なんと言えばいいのかわからず、おたおたしながらも、とりあえず、名前を言わなくては、と思い、必死で口を開いた。

「玲子と申します」

そう言って、両手を前につき、深々とお辞儀をした。確か、殿様なんかの、身分の高い人に挨拶したりするとき、時代劇なんかでは、こうやってお辞儀してた気がする。なんていおうかと必死で考えたが、結局、何も思い浮かばず自分の名前しかでなかった。
うろ覚えの記憶を、がんばって奥底から引っ張り出し、まねしてやってみる。

「玲子、か。ふむ」

まじまじと私のほうを信玄が見てくる。なんだか妙に照れくさい。というか、武田信玄は、もっとおっさんだと思っていたが、想像していたのより、はるかにかっこよくて、少しばかりときめきを覚えるくらいだった。

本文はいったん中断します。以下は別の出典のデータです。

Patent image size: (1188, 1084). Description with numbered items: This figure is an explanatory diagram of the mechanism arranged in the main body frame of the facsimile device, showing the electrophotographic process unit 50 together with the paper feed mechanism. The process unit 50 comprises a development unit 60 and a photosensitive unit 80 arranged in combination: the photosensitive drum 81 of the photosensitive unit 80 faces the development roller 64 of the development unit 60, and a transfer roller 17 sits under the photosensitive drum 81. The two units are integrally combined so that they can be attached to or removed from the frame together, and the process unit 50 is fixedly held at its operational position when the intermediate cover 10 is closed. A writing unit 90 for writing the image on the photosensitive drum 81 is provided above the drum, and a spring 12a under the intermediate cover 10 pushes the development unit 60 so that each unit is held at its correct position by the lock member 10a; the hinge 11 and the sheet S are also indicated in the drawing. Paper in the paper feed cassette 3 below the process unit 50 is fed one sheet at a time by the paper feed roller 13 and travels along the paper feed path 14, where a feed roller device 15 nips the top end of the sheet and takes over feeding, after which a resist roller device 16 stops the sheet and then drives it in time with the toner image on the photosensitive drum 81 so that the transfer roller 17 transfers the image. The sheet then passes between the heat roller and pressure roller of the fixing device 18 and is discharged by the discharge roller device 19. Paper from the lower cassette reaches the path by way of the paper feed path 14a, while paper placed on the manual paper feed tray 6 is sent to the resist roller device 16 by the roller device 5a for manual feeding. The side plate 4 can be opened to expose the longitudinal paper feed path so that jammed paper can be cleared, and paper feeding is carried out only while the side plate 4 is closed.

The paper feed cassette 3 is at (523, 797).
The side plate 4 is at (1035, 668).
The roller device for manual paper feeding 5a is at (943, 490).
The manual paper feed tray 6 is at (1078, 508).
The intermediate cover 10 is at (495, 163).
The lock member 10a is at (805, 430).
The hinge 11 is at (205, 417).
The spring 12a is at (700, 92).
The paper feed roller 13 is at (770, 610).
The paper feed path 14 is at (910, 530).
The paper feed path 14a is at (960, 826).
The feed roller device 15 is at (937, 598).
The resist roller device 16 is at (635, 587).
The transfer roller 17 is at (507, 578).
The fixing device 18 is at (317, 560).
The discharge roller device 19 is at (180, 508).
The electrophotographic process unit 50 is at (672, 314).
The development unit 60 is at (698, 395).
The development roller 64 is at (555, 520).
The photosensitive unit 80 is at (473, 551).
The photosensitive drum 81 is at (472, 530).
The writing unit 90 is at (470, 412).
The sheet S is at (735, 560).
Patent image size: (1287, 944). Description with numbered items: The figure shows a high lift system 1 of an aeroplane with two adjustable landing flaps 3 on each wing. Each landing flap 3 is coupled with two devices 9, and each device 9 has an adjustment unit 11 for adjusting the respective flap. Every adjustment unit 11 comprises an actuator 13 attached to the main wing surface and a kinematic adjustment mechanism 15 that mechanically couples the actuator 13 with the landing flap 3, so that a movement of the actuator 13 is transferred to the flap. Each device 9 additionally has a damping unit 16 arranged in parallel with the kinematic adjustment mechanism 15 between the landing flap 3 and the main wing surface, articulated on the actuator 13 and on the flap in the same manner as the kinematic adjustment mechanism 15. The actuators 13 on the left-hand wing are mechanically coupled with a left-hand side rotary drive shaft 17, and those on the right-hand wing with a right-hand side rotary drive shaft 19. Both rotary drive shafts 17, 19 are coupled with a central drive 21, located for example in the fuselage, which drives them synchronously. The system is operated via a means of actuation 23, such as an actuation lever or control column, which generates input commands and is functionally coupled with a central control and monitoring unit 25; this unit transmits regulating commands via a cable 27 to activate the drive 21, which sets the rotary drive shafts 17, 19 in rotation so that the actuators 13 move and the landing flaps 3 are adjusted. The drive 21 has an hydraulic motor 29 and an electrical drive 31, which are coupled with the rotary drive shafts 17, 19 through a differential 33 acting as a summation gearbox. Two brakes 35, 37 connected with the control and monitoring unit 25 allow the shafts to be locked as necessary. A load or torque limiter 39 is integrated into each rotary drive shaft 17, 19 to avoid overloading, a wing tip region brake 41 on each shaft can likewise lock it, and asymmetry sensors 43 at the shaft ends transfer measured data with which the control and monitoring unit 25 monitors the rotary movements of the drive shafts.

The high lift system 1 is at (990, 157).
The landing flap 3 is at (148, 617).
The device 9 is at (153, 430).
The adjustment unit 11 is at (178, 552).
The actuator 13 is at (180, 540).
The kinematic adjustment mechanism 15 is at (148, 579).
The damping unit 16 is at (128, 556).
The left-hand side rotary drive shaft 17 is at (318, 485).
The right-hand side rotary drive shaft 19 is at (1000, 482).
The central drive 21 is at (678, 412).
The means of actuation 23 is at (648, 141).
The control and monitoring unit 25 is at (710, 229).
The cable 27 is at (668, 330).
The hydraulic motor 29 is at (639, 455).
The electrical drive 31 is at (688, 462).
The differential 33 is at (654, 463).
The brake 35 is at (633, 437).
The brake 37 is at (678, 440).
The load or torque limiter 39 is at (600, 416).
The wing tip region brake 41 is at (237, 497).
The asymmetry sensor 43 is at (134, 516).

「幸村。お主にしては珍しいな。わしに紹介するくらいなのだ、よほど気に入ったとみえる」

笑いながら幸村の方を見ると、幸村は、顔を赤くして否定した。

「き、気に入っているというわけではなく、玲子はとても面白いのです」

「や、面白くないです」

幸村が言うのをきっぱり即答で否定した。信玄はくつくつと笑う。

「なるほど、な。お主に対して、そのようにはっきりと物を申す女子は、珍しいの」

肩肘をついたまま、私と幸村を交互にみる。

「さて、玲子よ」

「は、はひ!」

「わしは今から、幸村と大事な話がある。後で呼びにやるので、適当に、そのあたりを散策していてはくれまいか」

言われて、こくん、と頷いた。
大事な話。ここではきっと、戦のことだろう。そんな血なまぐさい話は私だって聞きたくない。ワールドヒストリで、何度も戦争をして、敵軍を倒しにいったりしたことはあったが、それでも、目の前で人が死ぬのは、あまりいい気がしなかった。遠まわしに、部屋から出てくれという、信玄の提案を快く受けた。